Он с няней после обеда опять выходил на воздух. Но и няня, несмотря на всю строгость наказов барыни и на свою собственную волю, не могла противиться обаянию сна. Она тоже заражалась этой господствовавшей в Обломовке повальной болезнью.

Сначала она бодро смотрела за ребенком, не пускала далеко от себя, строго ворчала за резвость, потом, чувствуя симптомы приближавшейся заразы, начинала упрашивать не ходить за ворота, не затрогивать козла, не лазить на голубятню или галерею.

Сама она усаживалась где-нибудь в холодке: на крыльце, на пороге погреба или просто на травке, по-видимому с тем, чтобы вязать чулок и смотреть за ребенком.

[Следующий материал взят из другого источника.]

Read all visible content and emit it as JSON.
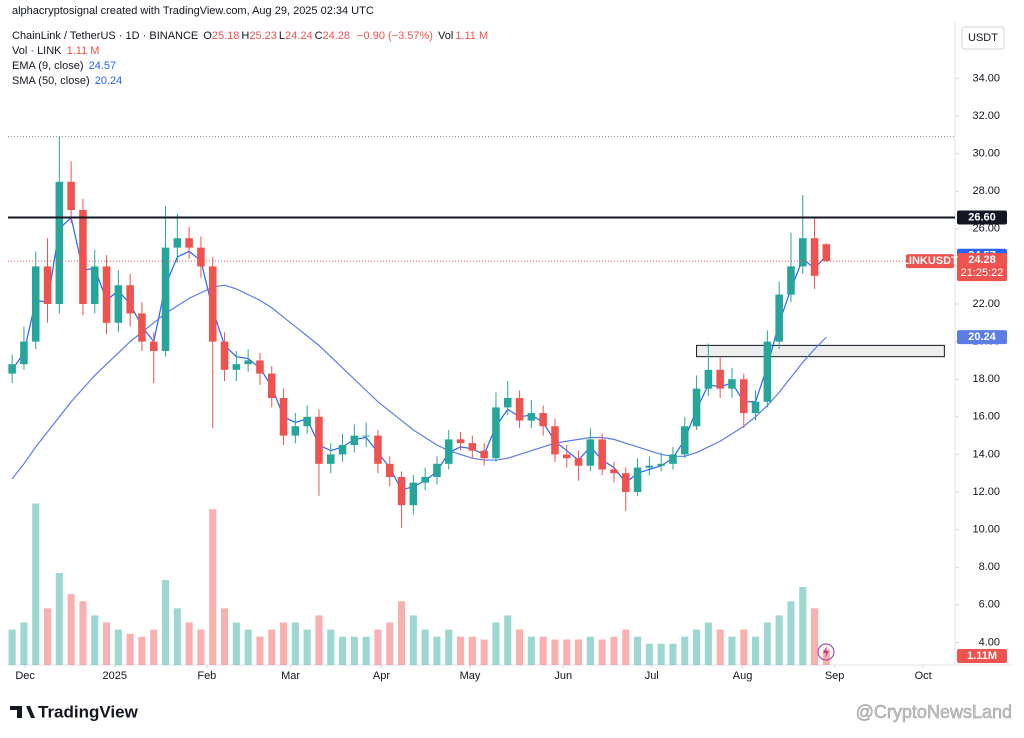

Но вскоре она лениво унимала его, кивая головой.

«Влезет, ах, того и гляди, влезет эта юла на галерею, — думала она почти сквозь сон, — или еще… как бы в овраг…»

Тут голова старухи клонилась к коленям, чулок выпадал из рук, она теряла из виду ребенка и, открыв немного рот, испускала легкое храпенье.

А он с нетерпением дожидался этого мгновения, с которым начиналась его самостоятельная жизнь.

Он был как будто один в целом мире, он на цыпочках убегал от няни, осматривал всех, кто где спит, остановится и осмотрит пристально, как кто очнется, плюнет и промычит что-то во сне, потом с замирающим сердцем взбегал на галерею, обегал по скрипучим доскам кругом, лазил на голубятню, забирался в глушь сада, слушал, как жужжит жук, и далеко следил глазами его полет в воздухе, прислушивался, как кто-то все стрекочет в траве, искал и ловил нарушителей этой тишины, поймает стрекозу, оторвет ей крылья и смотрит, что из нее будет, или проткнет сквозь нее соломинку и следит, как она летает с этим прибавлением, с наслаждением, боясь дохнуть, наблюдает за пауком, как он сосет кровь пойманной мухи, как бедная жертва бьется и жужжит у него в лапах. Ребенок кончит тем, что убьет и жертву и мучителя.